Data provided by the Greater Palm Springs Convention and Visitors Bureau (GPSCVB) and CVENT (the industry’s primary channel for distributing leads of groups interested in coming to the area) provide a glimpse into the economic impact of group and convention business in the destination. GPSCVB accounts for approximately 40% of group business booked throughout the region, while the remaining 60% is booked directly by sales teams within hotels. Combining these two sources of business together, and understanding COVID’s impact, the area has lost 365 groups that cancelled business, representing more than 310,000 hotel room nights and a staggering $208 million in economic impact to the collective cities. This has resulted in the loss of 57% of the hospitality workforce within Greater Palm Springs since 2019.
Of those groups that have cancelled, 107 have rebooked into future months and years, but the lack of state guidelines has presented a formidable challenge. Sales teams book months to years in advance, and the lack of current direction have put these opportunities into jeopardy.
“Other states, such as Florida, Arizona, and Nevada have been proactive working with their state administration, health departments and business leaders to build plans for eventual re-opening,” says Scott White, CEO of GPSCVB. “We are selling our destination for the last quarter of 2021 and beyond. Each day that we don’t have direction is one that we lose business for the future. Once this business goes to other destinations, it can take several years to win them back.” This sentiment is reflected on a national level, as Northstar Meetings published their most recent Pulse Survey from meeting planner research gathered February 2 – March 4. The results found that 81% of meeting planners intend to hold an in-person event sometime in 2021, with almost 60% planning for the second half of 2021.
More than 150 California cities have joined together to form the California Convention Coalition, sending a strong letter to Governor Gavin Newsom to work with the group in distributing guidelines. “We have been communicating with the Governor and requesting to be a part of the tier system since last year,” Mr. White stated. He explained that the same concept that has been put in place for restaurants can work for convention centers and hotel meeting space. “Following capacity guidelines, safe parameters can be distributed now, so that we can communicate with our customers who look to return to this destination. These groups have decided to meet, and because we can’t give them a timeline, they are choosing destinations others than ours. Meeting planners can’t take the chance if they don’t know what the State of California is planning to do. We need to give our industry a chance to hold on to interested groups.”
Rob Hampton, General Manager of the Palm Springs Convention Center, concurs. “Meetings and conventions are being viewed in the same way as events and gatherings, but they are fundamentally different,” he states. “It is easier to plan for a group, as details such as number of people, arrival dates, etc., are known in advance. Traffic flow, distancing, food service and even testing can all be planned in advance and monitored.” He added that Convention Centers have historically followed protocols that are some of the safest in the industry, such as proper ventilation and designated seating. “Meetings are actually one of the safest ways to create business and jobs, especially compared to many of the businesses that have been allowed to remain open. We are prepared to follow any guidelines necessary to safely host conventions and meetings here in the future.”

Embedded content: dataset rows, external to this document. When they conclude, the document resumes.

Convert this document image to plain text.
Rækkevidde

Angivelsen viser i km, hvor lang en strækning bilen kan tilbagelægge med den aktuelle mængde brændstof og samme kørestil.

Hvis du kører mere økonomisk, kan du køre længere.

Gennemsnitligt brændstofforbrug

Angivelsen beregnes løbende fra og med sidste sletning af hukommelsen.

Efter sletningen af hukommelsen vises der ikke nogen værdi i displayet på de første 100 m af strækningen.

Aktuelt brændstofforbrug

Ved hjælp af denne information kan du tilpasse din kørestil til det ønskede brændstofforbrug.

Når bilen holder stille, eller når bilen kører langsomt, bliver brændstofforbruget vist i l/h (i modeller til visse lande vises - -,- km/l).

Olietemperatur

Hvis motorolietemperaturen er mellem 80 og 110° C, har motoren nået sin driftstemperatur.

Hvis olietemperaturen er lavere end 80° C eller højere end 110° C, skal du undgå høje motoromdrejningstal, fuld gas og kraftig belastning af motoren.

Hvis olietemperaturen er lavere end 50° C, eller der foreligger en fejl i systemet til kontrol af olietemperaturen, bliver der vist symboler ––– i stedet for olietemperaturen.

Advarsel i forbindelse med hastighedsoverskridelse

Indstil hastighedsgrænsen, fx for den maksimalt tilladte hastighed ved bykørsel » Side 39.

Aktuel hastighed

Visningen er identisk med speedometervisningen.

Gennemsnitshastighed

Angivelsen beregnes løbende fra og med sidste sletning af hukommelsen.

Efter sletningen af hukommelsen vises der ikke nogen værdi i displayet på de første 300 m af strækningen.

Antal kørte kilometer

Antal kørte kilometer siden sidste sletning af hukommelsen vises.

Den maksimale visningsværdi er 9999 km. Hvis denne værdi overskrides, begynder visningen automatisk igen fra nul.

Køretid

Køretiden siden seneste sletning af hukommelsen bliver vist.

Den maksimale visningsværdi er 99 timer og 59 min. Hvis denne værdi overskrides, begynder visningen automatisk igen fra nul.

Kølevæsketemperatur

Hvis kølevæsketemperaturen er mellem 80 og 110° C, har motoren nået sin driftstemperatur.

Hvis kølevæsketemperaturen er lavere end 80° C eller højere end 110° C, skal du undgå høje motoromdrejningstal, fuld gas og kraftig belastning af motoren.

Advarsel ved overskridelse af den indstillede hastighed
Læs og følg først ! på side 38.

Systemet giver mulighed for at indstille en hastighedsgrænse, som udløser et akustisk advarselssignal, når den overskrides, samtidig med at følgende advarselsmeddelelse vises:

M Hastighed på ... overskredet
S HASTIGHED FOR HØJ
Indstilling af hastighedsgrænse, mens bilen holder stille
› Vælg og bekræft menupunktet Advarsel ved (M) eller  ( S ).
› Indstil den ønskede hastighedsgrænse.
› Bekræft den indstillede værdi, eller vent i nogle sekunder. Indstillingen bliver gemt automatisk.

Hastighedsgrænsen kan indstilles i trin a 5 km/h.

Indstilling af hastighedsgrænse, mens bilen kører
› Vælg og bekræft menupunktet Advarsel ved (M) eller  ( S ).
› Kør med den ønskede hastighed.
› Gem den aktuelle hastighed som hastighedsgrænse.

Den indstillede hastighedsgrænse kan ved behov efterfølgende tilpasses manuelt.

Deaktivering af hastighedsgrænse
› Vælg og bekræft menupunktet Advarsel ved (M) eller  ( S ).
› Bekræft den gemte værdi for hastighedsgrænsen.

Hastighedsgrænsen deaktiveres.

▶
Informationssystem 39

Adding to the frustration is that demand for the destination by the conventions and meetings market is again strong. In 2018 and 2019 demand was robust, with competition for quality space and rising prices as a result, indicative of expanding companies. Now in 2021, interest and bookings are again on the rise, and cancellations are declining. Air service has continued to improve, with coveted airlines like Southwest having chosen PSP to bring their customers. “We need groups this fall to help fill the planes and keep the airlines here,” Mr. White stated. “That’s one of the reasons we’re so urgent to receive guidelines, such as capacity, to start booking again. We have leads and nowhere to put them.”
In a press release from CalTravel (the association which advocates at the state level to generate support for policies that protect and advance the tourism industry in California), President and CEO Barb Newton states that “We’re not asking Governor Newsom to open California to business meetings and events tomorrow, we’re asking for a plan today to safely hold events in the future. They bring people who spend money on hotel rooms, restaurants, local shops and services.” Conventions create a ripple-down effect, because exhibitors hire a wide range of local companies and individuals such as caterers, audio visual and rental companies, performers and others to support the activities of their delegates.
There may be light at the end of the tunnel, however. Mr. White foresees that, with direction and guidelines such as capacity, the group business in the GPS cities could see a faster rebound than some other destinations who rely almost exclusively on individual business and leisure travel. “We want to be safe,” Mr. White states, “But the silence is frustrating for all, and is delaying the recovery significantly. Once the majority is vaccinated, this should be obsolete, but the need is now.”